Hungary – In line with other Central European currencies, the Forint appreciated in recent months – by 7 % from early May – and on 20 June broke through the psychological level of 240 HUF/EUR, the strong end of the NBH’s former official intervention band. This appreciation was mainly supported by the recent interest rates hikes by the central bank. However, we believe that in an uncertain global financial climate the currency still remains volatile. In any event, the rapid appreciation of the Forint against the Euro, together with weak retail figures and only slowly improving employment and purchasing power, served as arguments for the Monetary Council of the National Bank of Hungary to leave the base rate at 8.5 % at its 23 June meeting. Q1 current account deficit rose by 4.4 % yoy, to EUR 1.16 bn as the EUR 428 mn improvement in the balance of external trade and services was impaired by the EUR 477 mn deterioration in income and current transfers.

Latvia – In May, Latvian retail sales fell by an annual 5.5 % (unadjusted), representing the biggest decline in more than six years, as domestic demand cools down. Sale of food products registered the biggest drop (down by 5.6 % yoy) due to tightening lending conditions and an eroded consumer purchasing power resulting from CPI inflation still in the double-digits area. At the same time, sales of non-food products also fell by 5.4 % yoy. Producer prices grew by 1.3 % in May compared to the previous month (11.9 % yoy) mainly on the back of the increasing cost of electricity and natural gas prices.

Lithuania – The Lithuanian economy grew by 7 % in the first quarter of this year, according to the final revision made by the Institute of Statistics. The figure compares with a previous estimate of 6.9 % and, despite being relatively good, represents a significant slowdown if compared with the previous two quarters (+8 % in Q4 2007 and 10.8 % in Q3). However, growth drivers have held. The GDP composition in the first quarter saw an acceleration in both households’ consumption (+12.2 % from 9.4 %) and corporate investment (+22.4 % from 6.9 %), but was dragged down by the strong pace of imports.

Poland – Poland’s Monetary Policy Council (MPC) announced a 25 bps hike during its June rate-setting meeting, for the eighth time since the start of the monetary policy tightening cycle, increasing the reference rate to 6.00 %.

The MPC highlighted its new inflation and GDP projections.
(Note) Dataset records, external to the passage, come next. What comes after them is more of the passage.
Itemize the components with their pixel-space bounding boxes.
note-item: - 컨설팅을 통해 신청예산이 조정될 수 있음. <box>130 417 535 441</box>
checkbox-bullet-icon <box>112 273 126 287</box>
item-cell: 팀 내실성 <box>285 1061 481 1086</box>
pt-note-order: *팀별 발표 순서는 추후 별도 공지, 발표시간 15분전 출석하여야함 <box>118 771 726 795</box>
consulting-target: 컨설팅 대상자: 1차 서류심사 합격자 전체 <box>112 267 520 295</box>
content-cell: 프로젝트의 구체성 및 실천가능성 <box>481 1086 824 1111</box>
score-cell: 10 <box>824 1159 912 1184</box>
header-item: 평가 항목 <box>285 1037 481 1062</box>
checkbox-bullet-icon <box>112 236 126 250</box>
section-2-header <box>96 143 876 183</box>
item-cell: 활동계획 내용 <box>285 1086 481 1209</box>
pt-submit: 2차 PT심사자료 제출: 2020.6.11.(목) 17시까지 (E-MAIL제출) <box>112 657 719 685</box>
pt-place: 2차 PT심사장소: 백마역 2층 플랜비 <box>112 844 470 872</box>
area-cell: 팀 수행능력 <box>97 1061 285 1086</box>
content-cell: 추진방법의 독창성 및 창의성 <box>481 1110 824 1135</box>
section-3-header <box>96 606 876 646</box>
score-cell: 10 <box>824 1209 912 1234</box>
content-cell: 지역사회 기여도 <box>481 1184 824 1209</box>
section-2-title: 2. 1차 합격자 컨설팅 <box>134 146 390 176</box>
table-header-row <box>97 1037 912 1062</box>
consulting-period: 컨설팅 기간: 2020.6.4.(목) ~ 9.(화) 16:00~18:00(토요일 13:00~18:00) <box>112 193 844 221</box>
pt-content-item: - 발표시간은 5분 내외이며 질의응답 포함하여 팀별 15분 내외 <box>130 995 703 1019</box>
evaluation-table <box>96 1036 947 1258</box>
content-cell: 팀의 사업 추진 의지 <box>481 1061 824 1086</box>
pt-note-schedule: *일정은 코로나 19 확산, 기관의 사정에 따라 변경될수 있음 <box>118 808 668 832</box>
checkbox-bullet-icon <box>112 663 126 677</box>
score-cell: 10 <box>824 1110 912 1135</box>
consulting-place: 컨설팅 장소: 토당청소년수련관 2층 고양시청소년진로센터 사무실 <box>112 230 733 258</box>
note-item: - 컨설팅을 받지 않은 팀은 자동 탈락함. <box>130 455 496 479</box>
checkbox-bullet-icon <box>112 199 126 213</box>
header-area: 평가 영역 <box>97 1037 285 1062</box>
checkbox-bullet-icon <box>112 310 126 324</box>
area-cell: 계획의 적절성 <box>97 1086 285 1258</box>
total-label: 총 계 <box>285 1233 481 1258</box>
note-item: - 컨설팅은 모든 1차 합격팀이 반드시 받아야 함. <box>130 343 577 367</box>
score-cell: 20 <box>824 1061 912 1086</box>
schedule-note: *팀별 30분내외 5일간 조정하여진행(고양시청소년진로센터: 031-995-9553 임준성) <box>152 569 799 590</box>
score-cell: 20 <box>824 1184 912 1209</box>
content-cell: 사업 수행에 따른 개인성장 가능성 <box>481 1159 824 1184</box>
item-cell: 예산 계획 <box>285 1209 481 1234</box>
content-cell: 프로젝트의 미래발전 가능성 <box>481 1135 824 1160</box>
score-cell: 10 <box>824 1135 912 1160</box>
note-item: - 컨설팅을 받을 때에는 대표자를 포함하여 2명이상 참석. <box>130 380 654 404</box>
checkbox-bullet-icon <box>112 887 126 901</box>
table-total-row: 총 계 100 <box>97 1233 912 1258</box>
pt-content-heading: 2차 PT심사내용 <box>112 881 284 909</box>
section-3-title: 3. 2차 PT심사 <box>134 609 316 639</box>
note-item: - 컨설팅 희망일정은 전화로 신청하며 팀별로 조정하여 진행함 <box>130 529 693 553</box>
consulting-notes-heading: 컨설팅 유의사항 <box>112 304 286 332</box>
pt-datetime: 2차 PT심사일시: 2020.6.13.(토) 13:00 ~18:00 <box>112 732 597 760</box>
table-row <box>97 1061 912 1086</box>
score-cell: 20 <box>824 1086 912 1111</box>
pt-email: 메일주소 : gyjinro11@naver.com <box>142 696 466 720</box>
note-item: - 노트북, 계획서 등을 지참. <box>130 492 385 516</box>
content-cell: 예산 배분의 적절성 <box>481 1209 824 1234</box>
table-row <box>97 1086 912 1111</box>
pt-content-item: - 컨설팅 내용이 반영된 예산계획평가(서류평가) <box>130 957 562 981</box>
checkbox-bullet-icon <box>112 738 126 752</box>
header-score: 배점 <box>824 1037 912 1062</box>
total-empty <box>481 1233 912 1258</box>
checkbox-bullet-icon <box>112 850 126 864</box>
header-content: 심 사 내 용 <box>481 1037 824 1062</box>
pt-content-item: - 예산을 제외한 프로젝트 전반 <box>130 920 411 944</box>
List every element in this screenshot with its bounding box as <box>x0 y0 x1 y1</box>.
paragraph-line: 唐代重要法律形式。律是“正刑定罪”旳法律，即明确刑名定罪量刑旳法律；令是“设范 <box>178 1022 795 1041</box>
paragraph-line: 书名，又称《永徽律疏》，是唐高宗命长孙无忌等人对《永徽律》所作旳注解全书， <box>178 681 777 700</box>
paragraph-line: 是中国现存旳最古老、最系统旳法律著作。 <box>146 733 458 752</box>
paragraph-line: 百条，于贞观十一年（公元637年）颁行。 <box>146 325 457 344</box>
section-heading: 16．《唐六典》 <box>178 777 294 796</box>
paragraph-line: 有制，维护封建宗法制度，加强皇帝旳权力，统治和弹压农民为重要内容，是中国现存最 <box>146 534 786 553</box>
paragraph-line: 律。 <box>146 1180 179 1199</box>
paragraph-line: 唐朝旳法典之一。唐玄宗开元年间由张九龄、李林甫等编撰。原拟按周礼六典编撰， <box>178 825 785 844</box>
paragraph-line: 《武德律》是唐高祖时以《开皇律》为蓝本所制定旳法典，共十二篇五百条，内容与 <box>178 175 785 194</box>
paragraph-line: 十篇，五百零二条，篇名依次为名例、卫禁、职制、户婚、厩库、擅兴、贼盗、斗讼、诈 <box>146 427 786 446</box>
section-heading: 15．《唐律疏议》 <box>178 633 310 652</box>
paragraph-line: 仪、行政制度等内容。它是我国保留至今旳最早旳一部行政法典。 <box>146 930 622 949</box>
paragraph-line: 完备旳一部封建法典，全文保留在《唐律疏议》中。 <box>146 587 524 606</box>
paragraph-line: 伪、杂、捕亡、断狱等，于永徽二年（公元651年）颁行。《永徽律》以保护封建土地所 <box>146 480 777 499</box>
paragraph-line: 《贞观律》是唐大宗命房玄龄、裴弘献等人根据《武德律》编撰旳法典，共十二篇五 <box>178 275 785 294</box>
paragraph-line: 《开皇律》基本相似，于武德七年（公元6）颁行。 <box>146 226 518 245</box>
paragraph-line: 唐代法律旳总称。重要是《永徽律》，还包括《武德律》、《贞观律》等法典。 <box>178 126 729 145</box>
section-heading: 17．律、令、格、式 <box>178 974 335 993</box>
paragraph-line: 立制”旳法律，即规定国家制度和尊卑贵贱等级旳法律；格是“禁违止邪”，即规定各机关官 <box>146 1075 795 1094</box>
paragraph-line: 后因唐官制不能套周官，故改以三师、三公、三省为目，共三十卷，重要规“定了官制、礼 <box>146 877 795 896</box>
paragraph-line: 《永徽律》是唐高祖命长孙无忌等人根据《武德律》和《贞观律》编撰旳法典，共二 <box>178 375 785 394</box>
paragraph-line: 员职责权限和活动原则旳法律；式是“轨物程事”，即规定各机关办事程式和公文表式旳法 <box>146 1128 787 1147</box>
Using the assumption of constant interest rates, the headline CPI remains above the NBP’s top target of 3.5 % for 2010. The risks on the inflation path mentioned in the Report on Inflation are clearly on the upside, especially taking into account food prices and net core inflation forecasts. The Central Projection assumes that food prices will decline by 1.9 % yoy on average in 2010 after increasing by 6.3 % yoy in 2008 and by 1.6 % yoy in 2009. Moreover, the estimated growth rates on a “new” measure of core inflation (headline excluding prices of energy and food) are 4.0 % for 2009 and 3.8 % for 2010. These numbers are clearly hawkish, provided that the MPC members regard these projections as meaningful.

The new GDP forecast is slightly lower than February’s projection. The central bank expects GDP growth at 4.7 % for 2008, 4.8 % for 2009 and at 5.2 % for 2010. Taking into account the Q1 GDP breakdown and recent macroeconomic data, we believe that the NBP’s prediction for this year’s economic activity is pessimistic, thus our expectation of 5.2 % yoy for 2008 is rather cautious – the market consensus and Ministry of Finance estimations stand at 5.5 %. Summing up, based on the June inflation projection we think that the probability of further rate hikes is increasing significantly. A factor that will now attract more attention will be food prices, as the entire long-term optimism of the projection relies on these numbers.